Comme l’écrit le sergent NOëL dans son recours article 13 contre la sanction infligée par l’autorité militaire du premier niveau et fort intelligemment annulée par l’autorité militaire de second niveau : « le chef de corps n’est jamais venu me voir à l’hôpital et il ne s’est jamais soucié de mon état de santé. Bien mieux, mon épouse a été avertie le jour même par un caporal chef, de sa propre initiative. Il n’est pas qualifié pour affirmer dans ses observations que j’étais en pleine possession de mes moyens. Seuls les chirurgiens et médecins qui m’ont traité sont en mesure d’apporter un tel renseignement médical .
Le commandant d’unité a profité de mon état de vulnérabilité physique et psychique pour abuser de ma confiance en me faisant croire que tout avait été réglé avec le chef de corps et que je n’avais plus qu’à signer. Je n’ai pas cherché à lire ou à comprendre ce que l’on me demandé de signer car, j’avais à ce moment là très mal à la tête et j’étais encore comme « groggy » par l’accident dont je venait d ‘être la victime. Dans d’autres circonstances, il est certain que j’aurais prêté attention à ce que je signais ».
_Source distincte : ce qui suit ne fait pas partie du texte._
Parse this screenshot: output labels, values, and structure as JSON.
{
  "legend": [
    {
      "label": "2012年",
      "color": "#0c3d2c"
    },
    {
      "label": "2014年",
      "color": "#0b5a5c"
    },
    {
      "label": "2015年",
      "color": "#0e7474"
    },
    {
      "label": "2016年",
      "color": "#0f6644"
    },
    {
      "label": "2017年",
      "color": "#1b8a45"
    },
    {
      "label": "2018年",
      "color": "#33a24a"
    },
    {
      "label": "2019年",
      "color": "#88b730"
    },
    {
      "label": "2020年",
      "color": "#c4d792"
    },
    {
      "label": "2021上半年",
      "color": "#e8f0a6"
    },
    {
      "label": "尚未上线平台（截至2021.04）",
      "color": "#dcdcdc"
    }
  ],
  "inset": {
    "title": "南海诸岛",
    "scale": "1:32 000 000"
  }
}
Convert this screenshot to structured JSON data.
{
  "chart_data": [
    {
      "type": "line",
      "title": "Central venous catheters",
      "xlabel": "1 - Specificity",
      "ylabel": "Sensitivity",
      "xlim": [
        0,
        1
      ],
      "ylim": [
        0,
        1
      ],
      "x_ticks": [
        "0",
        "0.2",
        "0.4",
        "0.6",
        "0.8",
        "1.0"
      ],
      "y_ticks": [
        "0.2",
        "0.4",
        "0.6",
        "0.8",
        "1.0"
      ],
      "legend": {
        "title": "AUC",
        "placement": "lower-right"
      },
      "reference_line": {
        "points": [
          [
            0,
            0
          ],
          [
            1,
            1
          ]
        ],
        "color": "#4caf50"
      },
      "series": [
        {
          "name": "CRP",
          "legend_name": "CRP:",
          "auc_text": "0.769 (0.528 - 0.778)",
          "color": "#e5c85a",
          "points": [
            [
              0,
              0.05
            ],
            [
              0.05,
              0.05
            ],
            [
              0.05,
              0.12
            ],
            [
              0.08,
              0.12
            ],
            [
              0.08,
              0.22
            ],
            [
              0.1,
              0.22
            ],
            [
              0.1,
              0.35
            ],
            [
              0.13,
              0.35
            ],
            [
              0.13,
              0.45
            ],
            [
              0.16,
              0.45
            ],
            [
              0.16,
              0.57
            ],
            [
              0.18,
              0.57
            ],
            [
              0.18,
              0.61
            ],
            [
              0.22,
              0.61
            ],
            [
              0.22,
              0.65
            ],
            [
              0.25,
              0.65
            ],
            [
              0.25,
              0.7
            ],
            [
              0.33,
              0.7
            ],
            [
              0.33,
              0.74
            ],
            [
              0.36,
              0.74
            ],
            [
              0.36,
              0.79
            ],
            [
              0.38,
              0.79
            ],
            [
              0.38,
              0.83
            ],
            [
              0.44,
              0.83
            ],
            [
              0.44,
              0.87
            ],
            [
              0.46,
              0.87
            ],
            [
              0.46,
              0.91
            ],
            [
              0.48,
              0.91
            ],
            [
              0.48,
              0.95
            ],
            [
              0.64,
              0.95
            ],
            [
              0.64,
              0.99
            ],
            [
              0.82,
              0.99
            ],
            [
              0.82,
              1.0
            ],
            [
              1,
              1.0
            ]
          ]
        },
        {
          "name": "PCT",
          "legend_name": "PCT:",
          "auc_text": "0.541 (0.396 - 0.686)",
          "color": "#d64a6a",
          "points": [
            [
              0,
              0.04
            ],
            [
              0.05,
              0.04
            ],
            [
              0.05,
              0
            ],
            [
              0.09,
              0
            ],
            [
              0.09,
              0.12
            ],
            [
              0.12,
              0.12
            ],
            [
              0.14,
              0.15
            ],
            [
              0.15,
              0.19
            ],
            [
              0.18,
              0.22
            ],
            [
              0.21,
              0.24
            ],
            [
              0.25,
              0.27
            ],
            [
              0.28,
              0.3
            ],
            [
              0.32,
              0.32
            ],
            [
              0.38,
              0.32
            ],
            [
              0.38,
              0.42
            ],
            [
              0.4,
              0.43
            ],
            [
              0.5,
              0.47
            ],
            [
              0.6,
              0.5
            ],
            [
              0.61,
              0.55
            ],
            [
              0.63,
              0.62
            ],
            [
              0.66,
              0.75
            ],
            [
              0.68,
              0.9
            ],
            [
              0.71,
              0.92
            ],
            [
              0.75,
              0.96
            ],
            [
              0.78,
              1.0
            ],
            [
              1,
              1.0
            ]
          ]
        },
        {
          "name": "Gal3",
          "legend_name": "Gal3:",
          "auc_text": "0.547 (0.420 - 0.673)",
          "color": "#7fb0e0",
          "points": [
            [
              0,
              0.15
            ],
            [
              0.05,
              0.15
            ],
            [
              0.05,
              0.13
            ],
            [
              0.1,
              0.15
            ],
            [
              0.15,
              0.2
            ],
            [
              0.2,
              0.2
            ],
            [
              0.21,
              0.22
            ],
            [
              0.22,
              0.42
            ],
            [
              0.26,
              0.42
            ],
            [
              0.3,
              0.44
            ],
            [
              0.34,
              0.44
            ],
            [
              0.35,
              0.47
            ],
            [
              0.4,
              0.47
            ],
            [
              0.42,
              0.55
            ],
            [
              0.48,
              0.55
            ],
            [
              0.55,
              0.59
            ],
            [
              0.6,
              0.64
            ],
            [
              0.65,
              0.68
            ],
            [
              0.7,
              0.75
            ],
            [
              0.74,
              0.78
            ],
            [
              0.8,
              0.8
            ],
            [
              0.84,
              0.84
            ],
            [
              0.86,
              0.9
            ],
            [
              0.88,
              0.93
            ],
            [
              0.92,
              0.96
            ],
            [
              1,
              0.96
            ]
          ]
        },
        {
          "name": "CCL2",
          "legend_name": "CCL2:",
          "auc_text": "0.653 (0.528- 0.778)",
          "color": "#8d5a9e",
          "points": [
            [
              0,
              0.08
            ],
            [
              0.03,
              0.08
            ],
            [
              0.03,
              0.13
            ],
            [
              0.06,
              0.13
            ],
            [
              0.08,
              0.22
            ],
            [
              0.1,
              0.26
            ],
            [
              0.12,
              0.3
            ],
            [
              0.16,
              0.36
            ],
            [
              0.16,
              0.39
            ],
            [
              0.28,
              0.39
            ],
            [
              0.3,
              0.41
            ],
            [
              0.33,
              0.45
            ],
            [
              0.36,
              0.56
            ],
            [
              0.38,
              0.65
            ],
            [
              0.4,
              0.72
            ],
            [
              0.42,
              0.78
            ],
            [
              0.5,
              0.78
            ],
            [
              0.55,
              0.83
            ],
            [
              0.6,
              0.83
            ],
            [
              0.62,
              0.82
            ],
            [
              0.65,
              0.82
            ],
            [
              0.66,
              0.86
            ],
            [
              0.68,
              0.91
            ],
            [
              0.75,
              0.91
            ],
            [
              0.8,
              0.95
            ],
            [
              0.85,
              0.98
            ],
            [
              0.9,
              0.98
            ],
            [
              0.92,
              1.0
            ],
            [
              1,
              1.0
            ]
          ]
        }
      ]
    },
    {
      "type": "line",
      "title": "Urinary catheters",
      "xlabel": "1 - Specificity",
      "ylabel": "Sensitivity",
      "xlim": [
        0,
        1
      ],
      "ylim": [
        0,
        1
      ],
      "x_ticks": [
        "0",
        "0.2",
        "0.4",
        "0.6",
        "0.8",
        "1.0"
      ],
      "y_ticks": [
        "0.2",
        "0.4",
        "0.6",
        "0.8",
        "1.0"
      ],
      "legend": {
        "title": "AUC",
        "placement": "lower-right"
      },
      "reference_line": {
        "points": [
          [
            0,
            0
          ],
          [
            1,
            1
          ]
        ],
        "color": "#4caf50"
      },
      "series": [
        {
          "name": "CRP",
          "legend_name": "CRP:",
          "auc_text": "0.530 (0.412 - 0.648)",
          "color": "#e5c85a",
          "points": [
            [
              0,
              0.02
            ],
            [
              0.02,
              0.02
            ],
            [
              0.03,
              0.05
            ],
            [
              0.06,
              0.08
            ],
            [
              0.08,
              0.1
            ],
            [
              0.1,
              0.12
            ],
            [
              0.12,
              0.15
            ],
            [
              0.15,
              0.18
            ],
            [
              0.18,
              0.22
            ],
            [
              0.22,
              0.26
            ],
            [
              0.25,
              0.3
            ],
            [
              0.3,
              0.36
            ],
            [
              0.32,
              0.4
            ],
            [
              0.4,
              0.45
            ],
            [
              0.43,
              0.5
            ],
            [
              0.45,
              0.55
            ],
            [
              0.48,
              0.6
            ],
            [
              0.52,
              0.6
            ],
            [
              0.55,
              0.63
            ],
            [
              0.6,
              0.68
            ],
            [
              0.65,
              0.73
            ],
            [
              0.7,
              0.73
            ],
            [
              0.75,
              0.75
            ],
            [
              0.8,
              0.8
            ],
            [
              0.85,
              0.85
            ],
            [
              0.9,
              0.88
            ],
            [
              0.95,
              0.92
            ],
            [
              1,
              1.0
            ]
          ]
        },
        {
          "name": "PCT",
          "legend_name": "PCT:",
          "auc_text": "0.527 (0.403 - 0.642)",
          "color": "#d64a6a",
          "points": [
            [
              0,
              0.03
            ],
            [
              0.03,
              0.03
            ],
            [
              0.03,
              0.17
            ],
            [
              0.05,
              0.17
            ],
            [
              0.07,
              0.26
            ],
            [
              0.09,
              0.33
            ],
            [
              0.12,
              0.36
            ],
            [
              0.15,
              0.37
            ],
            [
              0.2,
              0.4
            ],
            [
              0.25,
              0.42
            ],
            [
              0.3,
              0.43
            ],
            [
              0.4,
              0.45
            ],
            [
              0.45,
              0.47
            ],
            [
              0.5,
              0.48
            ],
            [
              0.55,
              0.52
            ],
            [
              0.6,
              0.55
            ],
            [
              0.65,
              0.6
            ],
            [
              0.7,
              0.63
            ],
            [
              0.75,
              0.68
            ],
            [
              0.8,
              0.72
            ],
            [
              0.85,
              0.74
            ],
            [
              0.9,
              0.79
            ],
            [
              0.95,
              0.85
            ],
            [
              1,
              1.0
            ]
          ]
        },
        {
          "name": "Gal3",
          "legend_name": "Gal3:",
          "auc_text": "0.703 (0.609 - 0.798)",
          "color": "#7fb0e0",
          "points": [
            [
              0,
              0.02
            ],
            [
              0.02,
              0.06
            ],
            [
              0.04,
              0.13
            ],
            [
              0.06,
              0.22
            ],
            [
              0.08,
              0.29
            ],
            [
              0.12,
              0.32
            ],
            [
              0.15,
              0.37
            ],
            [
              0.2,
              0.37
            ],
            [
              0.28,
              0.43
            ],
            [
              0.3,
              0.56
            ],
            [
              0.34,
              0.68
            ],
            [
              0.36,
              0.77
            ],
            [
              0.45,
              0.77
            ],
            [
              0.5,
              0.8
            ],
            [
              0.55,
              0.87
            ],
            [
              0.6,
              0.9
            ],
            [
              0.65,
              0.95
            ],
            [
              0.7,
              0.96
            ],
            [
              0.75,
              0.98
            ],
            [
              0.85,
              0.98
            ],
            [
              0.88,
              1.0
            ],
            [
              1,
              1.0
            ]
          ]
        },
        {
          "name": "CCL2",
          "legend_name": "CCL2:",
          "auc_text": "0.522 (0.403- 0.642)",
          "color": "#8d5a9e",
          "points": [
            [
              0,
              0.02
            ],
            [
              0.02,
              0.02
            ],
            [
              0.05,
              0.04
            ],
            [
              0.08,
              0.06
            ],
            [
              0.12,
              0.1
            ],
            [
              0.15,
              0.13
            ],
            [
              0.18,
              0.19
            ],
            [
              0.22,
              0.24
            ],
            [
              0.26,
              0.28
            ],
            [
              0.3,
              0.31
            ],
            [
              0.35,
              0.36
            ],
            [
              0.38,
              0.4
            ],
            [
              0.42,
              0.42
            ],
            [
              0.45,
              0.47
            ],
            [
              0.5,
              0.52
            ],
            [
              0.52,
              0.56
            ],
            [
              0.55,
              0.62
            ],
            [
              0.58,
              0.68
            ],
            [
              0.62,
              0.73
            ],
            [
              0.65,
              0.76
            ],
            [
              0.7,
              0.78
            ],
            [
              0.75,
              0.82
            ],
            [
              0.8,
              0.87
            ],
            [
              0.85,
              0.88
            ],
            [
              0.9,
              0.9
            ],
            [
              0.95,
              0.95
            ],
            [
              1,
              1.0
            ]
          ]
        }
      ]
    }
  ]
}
UNE CULPABILISATION ANORMALE DE LA VICTIME

L’article du journaliste Jean GUISNEL paru dans le POINT n°1547 du 6 mai 2002 sous le titre « scandale dans les forces spéciales » a ému toute la communauté militaire toute entière. Pour ce journaliste, « la hiérarchie du 1°RPIMA a tenté de maquiller une bavure d’entraînement ». L’Association de Défense des droits des militaires se gardera bien de porter un tel jugement et laisse (compte tenu des éléments rapportés dans le traitement du dossier) à ses adhérents et sympathisants le soin de se forger leur propre jugement. Par contre ce qui est certain dans ce dossier, c’est que le sergent NOëL, victime est traité comme un coupable. Cela n’a d’ailleurs pas échappé au journaliste du POINT qui écrit : « le capitaine A. a fini par reconnaître les faits devant sa hiérarchie . Mais pas avant que le sergent NOëL soit entré en grave dépression et, à bout de forces, ait « lâché le morceau » aux médecins de l’hôpital militaire de BORDEAUX. C’est la chaîne médicale, abasourdie, qui donnera l’alerte.

Première à faire son travail et à ne pas traité NOëL en coupable mais en victime.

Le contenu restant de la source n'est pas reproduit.